A question was raised about what is the difference between “interfacing” and between “integration”. At the end of this short note are some general definitions of the two.


The short synopsis is:

The key factor is that interfacing is a sub-set of integration. Interfacing is a passive stateless way in which two (or more) systems could communicate. Consider “Publish” and “Subscribe” for the one to many “interfacing”.

Integration is more active and typically systems that integrate maintain the state about what has happened and potentially are seeking the results from the integration.




(n.) A boundary across which two independent systems meet and act on or communicate with each other. In computer technology, there are several types of interfaces.

  • user interface – the keyboard, mouse, menus of a computer system. The user interface allows the user to communicate with the operating system. Also see GUI.
  • software interface – the languages and codes that the applications use to communicate with each other and with the hardware.
  • hardware interface – the wires, plugs and sockets that hardware devices use to communicate with each other.

Interface Definition Language



Integration (from the Latin integer, meaning whole or entire) generally means combining parts so that they work together or form a whole. In information technology, there are several common usages:

1) Integration during product development is a process in which separately produced components or subsystems are combined and problems in their interactions are addressed.
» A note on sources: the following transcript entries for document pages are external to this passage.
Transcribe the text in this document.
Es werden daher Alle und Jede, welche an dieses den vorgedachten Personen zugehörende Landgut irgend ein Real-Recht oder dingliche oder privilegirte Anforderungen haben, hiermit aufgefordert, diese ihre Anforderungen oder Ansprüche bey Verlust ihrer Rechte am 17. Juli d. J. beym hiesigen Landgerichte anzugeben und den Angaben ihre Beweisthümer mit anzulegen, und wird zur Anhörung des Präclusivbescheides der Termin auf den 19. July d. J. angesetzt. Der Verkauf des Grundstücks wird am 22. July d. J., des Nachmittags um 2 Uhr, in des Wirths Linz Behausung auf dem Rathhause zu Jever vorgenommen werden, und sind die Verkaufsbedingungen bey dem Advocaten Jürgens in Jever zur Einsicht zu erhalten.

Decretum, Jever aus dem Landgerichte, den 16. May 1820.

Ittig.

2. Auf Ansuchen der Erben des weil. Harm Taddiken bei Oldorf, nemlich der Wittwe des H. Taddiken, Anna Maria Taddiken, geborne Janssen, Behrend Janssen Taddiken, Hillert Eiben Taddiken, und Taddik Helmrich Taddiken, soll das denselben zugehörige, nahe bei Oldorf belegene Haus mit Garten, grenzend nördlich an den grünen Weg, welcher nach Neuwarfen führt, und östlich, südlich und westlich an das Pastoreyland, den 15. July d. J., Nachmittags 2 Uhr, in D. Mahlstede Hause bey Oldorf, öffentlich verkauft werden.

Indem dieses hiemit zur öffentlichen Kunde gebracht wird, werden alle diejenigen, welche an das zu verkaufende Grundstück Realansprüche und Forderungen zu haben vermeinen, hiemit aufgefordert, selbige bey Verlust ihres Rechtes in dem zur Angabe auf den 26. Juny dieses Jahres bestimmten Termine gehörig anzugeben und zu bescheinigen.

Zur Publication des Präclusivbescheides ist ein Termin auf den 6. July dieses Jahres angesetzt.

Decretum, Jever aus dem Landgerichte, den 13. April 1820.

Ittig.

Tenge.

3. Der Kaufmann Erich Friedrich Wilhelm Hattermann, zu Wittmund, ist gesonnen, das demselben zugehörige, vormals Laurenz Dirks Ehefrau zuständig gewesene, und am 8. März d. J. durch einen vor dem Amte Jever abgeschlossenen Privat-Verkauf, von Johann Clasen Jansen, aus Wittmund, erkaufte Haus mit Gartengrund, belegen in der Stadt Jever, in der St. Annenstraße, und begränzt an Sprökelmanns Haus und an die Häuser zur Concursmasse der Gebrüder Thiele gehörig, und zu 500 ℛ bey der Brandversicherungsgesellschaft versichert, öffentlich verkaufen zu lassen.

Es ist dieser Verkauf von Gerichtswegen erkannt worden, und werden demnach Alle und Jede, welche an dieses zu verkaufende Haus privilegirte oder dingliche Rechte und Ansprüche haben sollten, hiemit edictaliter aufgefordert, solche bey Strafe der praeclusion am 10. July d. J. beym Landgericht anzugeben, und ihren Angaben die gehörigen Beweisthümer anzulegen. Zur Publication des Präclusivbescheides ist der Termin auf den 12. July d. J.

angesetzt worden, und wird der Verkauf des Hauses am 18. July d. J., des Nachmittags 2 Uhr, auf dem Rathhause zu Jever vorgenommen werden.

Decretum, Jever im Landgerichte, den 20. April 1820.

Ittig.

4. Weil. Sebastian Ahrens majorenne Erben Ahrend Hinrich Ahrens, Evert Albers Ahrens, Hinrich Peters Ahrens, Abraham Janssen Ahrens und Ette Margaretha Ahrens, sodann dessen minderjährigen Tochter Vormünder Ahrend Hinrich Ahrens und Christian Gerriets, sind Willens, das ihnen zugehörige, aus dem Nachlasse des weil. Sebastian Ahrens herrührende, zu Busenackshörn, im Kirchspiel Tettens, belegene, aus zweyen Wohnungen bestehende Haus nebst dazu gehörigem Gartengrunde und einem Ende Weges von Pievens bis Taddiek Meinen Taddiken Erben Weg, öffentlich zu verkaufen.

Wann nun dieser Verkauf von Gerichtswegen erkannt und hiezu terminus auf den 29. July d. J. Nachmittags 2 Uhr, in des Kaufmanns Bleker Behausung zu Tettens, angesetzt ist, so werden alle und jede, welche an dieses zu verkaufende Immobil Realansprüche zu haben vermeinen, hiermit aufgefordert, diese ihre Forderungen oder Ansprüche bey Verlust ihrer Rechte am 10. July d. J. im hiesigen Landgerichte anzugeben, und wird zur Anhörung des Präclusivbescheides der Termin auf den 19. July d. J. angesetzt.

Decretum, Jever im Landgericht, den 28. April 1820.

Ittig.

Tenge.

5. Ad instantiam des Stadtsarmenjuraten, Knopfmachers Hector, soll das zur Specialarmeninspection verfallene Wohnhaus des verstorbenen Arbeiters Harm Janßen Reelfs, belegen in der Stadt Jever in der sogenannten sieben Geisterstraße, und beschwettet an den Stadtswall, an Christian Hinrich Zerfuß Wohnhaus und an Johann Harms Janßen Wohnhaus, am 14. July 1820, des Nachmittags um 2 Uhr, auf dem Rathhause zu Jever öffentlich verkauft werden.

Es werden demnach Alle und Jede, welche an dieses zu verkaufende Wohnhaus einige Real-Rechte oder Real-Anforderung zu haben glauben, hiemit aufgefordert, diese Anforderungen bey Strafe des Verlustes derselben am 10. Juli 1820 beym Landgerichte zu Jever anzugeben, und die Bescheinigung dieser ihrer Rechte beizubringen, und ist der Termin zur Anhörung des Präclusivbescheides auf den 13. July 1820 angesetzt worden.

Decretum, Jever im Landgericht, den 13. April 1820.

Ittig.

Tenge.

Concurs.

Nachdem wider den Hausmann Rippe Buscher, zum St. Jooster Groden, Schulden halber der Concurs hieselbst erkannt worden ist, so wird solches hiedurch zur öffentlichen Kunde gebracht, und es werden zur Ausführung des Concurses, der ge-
2) Integration is an activity by companies that specialize in bringing different manufacturers’ products together into a smoothly working system.

3) In marketing usage, products or components said to be integrated appear to meet one or more of the following conditions:

A) They share a common purpose or set of objectives. (This is the loosest form of integration.)

B) They all observe the same standard or set of standard protocol or they share a mediating capability, such the Object Request Broker (ORB) in the Common Object Request Broker Architecture (CORBA).

C) They were all designed together at the same time with a unifying purpose and/or architecture. (They may be sold as piece-parts but they were designed with the same larger objectives and/or architecture.)

D) They share some of the same programming code.

E) They share some special knowledge of code (such as a lower-level program interface) that may or may not be publicly available. (If not publicly available, companies have been known to sue to make it available in order to make competition fair.)